Illinois Faces 25% Cost Increase to Borrow $1.8 Billion
Illinois plans to sell $1.8 billion of general-obligation debt tomorrow as its relative borrowing costs may increase by almost a quarter.
The tax-exempt deal for the state, rated lowest by Moody’s Investors Service, includes a 10-year segment that underwriter Jefferies & Co. plans to offer to investors at 1.85 percentage points above benchmark AAA securities, according to a person familiar with the sale.
Illinois’s last general-obligation sale was on March 13 for $575 million, with 10-year securities priced to yield 1.51 percentage points above benchmark tax-exempts, according to data compiled by Bloomberg. That’s 0.34 percentage points below tomorrow’s tentative pricing plan, or a difference of 22.5 percent.

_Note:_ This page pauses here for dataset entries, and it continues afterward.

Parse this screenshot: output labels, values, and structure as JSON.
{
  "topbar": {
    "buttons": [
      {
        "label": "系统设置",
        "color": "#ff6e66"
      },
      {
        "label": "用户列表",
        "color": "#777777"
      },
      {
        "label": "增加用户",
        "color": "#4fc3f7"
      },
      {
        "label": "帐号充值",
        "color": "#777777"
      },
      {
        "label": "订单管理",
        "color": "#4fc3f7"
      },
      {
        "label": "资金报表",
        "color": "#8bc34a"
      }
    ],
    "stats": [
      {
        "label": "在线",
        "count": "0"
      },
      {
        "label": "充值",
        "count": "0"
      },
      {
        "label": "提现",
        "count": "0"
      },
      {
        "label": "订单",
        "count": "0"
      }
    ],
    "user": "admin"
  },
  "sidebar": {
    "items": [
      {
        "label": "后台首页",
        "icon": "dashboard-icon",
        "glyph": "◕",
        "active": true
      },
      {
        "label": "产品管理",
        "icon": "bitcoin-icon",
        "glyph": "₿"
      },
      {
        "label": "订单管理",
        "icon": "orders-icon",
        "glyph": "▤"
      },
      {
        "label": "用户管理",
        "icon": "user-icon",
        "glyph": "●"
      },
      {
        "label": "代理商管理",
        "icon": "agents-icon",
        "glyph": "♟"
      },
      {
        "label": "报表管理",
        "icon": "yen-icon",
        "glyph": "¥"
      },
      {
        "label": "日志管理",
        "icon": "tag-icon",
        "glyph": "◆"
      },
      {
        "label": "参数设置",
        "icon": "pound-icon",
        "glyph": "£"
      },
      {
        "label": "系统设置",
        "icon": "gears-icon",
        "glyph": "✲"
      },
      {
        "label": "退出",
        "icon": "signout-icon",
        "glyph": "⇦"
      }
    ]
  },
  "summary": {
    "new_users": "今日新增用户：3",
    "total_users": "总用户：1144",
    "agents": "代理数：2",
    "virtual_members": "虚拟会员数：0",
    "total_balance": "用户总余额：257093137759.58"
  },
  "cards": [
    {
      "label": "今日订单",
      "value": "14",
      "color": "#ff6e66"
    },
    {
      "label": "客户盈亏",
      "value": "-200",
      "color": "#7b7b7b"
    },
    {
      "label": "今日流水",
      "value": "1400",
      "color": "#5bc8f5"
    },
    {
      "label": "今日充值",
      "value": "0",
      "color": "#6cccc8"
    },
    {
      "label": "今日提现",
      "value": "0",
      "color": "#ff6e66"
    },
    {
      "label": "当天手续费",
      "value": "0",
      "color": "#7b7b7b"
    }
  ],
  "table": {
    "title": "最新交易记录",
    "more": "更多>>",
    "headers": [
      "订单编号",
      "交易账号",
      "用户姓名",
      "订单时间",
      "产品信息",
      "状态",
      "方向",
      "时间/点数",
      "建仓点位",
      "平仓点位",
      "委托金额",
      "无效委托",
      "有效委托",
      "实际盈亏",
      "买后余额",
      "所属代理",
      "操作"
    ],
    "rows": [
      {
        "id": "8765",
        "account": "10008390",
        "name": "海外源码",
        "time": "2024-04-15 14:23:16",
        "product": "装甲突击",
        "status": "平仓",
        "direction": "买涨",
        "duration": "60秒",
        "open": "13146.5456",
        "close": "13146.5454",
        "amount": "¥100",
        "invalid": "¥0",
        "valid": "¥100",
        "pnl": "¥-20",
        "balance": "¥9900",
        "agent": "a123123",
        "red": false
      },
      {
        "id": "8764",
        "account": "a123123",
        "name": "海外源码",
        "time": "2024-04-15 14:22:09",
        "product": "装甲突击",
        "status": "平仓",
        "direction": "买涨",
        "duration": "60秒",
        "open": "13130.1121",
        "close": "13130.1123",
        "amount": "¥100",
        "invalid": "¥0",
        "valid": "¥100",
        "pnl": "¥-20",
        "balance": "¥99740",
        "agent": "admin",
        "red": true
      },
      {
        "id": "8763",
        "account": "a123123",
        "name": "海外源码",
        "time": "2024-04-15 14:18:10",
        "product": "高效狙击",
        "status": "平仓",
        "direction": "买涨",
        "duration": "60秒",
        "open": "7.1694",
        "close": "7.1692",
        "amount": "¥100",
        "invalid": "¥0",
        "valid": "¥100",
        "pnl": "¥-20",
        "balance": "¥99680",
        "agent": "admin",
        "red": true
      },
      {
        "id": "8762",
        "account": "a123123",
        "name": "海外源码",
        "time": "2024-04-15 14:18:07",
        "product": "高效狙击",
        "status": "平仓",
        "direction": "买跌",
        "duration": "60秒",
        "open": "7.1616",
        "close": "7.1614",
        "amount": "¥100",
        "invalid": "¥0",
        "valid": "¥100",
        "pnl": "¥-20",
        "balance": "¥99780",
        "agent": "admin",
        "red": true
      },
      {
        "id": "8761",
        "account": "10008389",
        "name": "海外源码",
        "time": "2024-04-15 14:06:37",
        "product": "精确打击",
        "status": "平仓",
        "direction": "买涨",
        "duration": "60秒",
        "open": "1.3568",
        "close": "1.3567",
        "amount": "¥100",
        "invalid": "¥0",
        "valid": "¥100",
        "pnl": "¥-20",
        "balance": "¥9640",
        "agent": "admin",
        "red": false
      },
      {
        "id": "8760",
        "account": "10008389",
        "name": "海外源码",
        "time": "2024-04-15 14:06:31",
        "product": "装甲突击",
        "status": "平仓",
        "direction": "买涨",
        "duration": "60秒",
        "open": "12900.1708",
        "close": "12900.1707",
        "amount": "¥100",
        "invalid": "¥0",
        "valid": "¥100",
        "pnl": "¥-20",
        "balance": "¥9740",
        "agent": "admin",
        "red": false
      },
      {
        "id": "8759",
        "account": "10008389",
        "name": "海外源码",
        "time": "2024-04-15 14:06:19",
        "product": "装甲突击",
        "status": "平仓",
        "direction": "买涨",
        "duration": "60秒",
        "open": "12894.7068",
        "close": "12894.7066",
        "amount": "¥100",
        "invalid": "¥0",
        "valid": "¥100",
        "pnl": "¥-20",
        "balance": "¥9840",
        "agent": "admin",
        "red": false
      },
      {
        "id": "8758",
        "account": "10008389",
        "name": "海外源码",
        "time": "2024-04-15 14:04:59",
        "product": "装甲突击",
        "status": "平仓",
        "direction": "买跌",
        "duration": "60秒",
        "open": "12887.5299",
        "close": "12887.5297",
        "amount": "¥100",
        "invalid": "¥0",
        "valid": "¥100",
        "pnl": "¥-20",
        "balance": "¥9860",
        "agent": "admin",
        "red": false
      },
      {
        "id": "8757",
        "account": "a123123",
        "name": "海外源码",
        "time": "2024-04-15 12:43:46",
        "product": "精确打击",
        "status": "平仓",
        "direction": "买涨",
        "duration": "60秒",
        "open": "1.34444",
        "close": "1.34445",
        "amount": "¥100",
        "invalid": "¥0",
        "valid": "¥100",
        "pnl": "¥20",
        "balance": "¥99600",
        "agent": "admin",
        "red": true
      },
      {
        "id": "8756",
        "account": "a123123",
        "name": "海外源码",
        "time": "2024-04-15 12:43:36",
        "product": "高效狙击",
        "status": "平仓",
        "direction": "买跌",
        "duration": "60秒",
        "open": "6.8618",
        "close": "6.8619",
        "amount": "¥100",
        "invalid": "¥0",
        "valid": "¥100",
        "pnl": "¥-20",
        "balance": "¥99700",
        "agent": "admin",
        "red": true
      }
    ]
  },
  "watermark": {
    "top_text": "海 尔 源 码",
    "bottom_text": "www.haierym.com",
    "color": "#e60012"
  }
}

The state has the lowest-funded pension in the U.S., with assets equal to 45.5 percent of projected obligations, Bloomberg data show. Its backlog of unpaid bills to vendors and Medicaid obligations is more than $9 billion.
Investors should get more yield than 1.85 percentage points given those fiscal challenges, John Mousseau, a portfolio manager at Vineland, New Jersey-based Cumberland Advisors, which has $1.2 billion of municipal debt. It doesn’t own Illinois general-obligation bonds.
“The state’s debt should be trading even cheaper,” Mousseau wrote in a report released today. “At some point it is a buy. Not yet.”
Still, the state’s general-obligation debt has first claim on its taxes and revenue to repay bondholders. Investors are ready to buy, said Tom Spalding of Nuveen Investments Inc. in Chicago, whose firm manages $10 billion of municipals, including Illinois general-obligations.
“With a lot of cash out there, I just don’t see it having a problem getting done at these levels, and can probably get done a little bit better,” he said.